Se volvió hacia el capitán Garrido, pero éste parecía distraído. Miraba el horizonte, con ojos vagabundos. Gamboa se llevó el silbato a los labios. Hubo un breve temblor en las columnas.

— Primera línea de ataque. Lista para entrar en acción. Los brigadieres adelante, los suboficiales a la retaguardia.

Miró su reloj. Eran las nueve en punto. Dio un pitazo largo. El sonido penetrante hirió los oídos del capitán, que hizo un gesto de sorpresa. Comprendió que, durante unos segundos, había olvidado la campaña y se sintió en falta. Vivamente se trasladó junto a los matorrales, detrás de la compañía, para seguir la operación.

Antes que cesara el sonido metálico, el capitán Garrido vio que la primera fila de ataque, dividida en tres cuerpos, salía impulsada en un movimiento simultáneo: los tres grupos se abrían en abanico, avanzaban a toda velocidad desplegándose adelante y hacia los lados, igual a un pavo real que yergue su poderoso plumaje. Precedidos de los brigadieres, los cadetes corrían doblados sobre sí mismos, la mano derecha aferrada al fusil, que colgaba perpendicular, el cañón apuntando al cielo de través, la culata a pocos centímetros del suelo. Luego escuchó un segundo silbato, menos largo pero más agudo que el primero y más lejano–porque el teniente Gamboa también corría, de medio lado, para controlar los detalles de la progresión-, y al instante la línea, como pulverizada por una ráfaga invisible, desaparecía entre las hierbas: el capitán pensó en los soldados de latón de las tómbolas cuando el perdigón los derriba. Y en el acto, los rugidos de Gamboa poblaban la mañana como seres eléctricos — " ¿por qué se adelanta ese grupo? Rospigliosi, pedazo de asno, ¿quiere que le vuelen la cabeza?, ¡cuidado con enterrar el fusil!»-; y nuevamente se escuchaba el silbato y la línea cimbreante surgía de entre las hierbas y se alejaba a toda carrera y, poco después, al conjuro de otro silbato, volvía a desaparecer de su vista y la voz de Gamboa se distanciaba y perdía: el capitán escuchaba groserías insólitas, nombres desconocidos, veía avanzar la vanguardia, se distraía por momentos, en tanto que las columnas del centro y de la retaguardia comenzaban a hervir. Los cadetes, olvidando la presencia del capitán, hablaban a voz en cuello, se burlaban de los que avanzaban con Gamboa: «el negro Vallano se arroja como un costal, debe tener huesos de jebe; y esa mierda del Esclavo, tiene miedo de rasguñarse la carita».
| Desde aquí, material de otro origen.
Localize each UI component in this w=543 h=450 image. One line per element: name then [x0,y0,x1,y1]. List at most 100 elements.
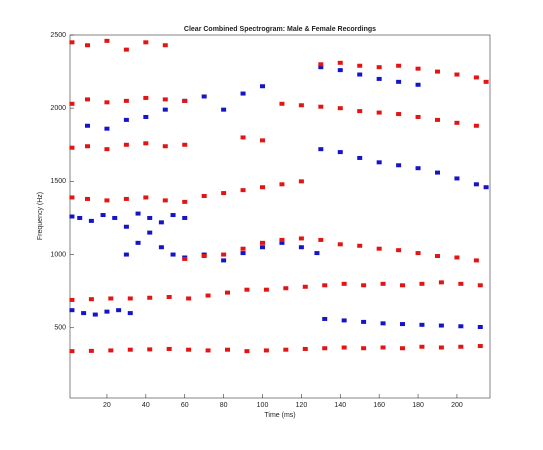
spectral-point [419,281,425,286]
spectral-point [435,117,440,122]
spectral-point [205,348,211,353]
spectral-point [135,211,141,216]
spectral-point [147,295,153,300]
spectral-point [318,104,324,109]
spectral-point [322,316,328,321]
spectral-point [341,318,347,323]
spectral-point [162,198,168,203]
spectral-point [69,145,75,150]
spectral-point [473,182,479,187]
spectral-point [69,40,75,45]
x-tick-label: 80 [220,402,228,409]
spectral-point [415,82,421,87]
spectral-point [69,195,75,200]
spectral-point [85,43,90,48]
y-tick-label: 1500 [50,178,66,185]
spectral-point [182,98,188,103]
spectral-point [162,107,168,112]
x-tick-label: 20 [103,402,111,409]
spectral-point [260,240,265,245]
spectral-point [123,47,129,52]
spectral-point [123,252,129,257]
spectral-point [415,66,421,71]
spectral-point [127,347,133,352]
spectral-point [162,144,168,149]
spectral-point [104,100,110,105]
spectral-point [221,191,227,196]
spectral-point [225,347,230,352]
spectral-point [298,245,304,250]
spectral-point [104,38,110,43]
spectral-point [380,345,386,350]
spectral-point [322,283,328,288]
spectral-point [438,280,444,285]
spectral-point [380,321,386,326]
spectral-point [361,319,367,324]
spectral-point [435,170,440,175]
spectral-point [302,346,308,351]
spectral-point [473,123,479,128]
spectral-point [279,237,285,242]
spectral-point [201,94,207,99]
spectral-point [182,142,188,147]
spectral-point [318,147,324,152]
spectral-point [396,79,402,84]
spectral-point [400,283,405,288]
spectral-point [396,163,402,168]
spectral-point [88,297,94,302]
spectral-point [77,215,83,220]
spectral-point [166,295,172,300]
spectral-point [186,347,192,352]
spectral-point [104,126,110,131]
spectral-point [376,65,382,70]
spectral-point [158,220,164,225]
spectral-point [376,246,382,251]
spectral-point [108,296,114,301]
spectral-point [81,311,87,316]
spectral-point [341,345,347,350]
spectral-point [376,76,382,81]
spectral-point [69,214,75,219]
spectral-point [85,196,90,201]
spectral-point [244,287,250,292]
spectral-point [400,346,405,351]
spectral-point [201,254,207,259]
spectral-point [419,344,425,349]
spectral-point [302,284,308,289]
spectral-point [376,110,382,115]
spectral-point [357,155,363,160]
spectral-point [143,40,149,45]
spectral-point [376,160,382,165]
x-tick-label: 160 [373,402,385,409]
y-tick-label: 1000 [50,251,66,258]
spectral-point [85,97,90,102]
spectral-point [263,287,269,292]
spectral-point [396,112,402,117]
spectral-point [337,68,343,73]
spectral-point [283,286,289,291]
spectral-point [419,322,425,327]
spectral-point [240,91,246,96]
y-tick-label: 500 [54,325,66,332]
spectral-point [182,256,188,261]
spectral-point [158,245,164,250]
spectral-point [454,176,460,181]
spectral-point [69,349,75,354]
spectral-point [147,230,153,235]
spectral-point [123,117,129,122]
spectral-point [104,147,110,152]
spectral-point [205,293,211,298]
spectral-point [240,251,246,256]
spectral-point [314,251,320,256]
spectral-point [127,311,133,316]
spectral-point [477,325,483,330]
spectral-point [415,114,421,119]
spectral-point [116,308,122,313]
plot-area [69,34,491,399]
spectral-point [415,251,421,256]
spectral-point [244,349,250,354]
spectral-point [88,218,94,223]
spectral-point [380,281,386,286]
spectral-point [143,195,149,200]
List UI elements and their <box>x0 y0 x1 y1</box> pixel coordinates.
De pronto, Gamboa surgió ante el capitán Garrido, gritando: «Segunda línea de ataque: lista para entrar en acción». Los jefes de grupo levantaron el brazo derecho, treinta y seis cadetes quedaron inmóviles. El capitán miró a Gamboa: tenía el rostro sereno, los puños apretados, y lo único excepcional era su mirada móvil: brincaba de un punto a otro, se animaba, se exasperaba, sonreía. La segunda línea se desbordó por el campo. Los cadetes se empequeñecían, el teniente corría de nuevo, el silbato en la mano, la cara vuelta hacia la formación.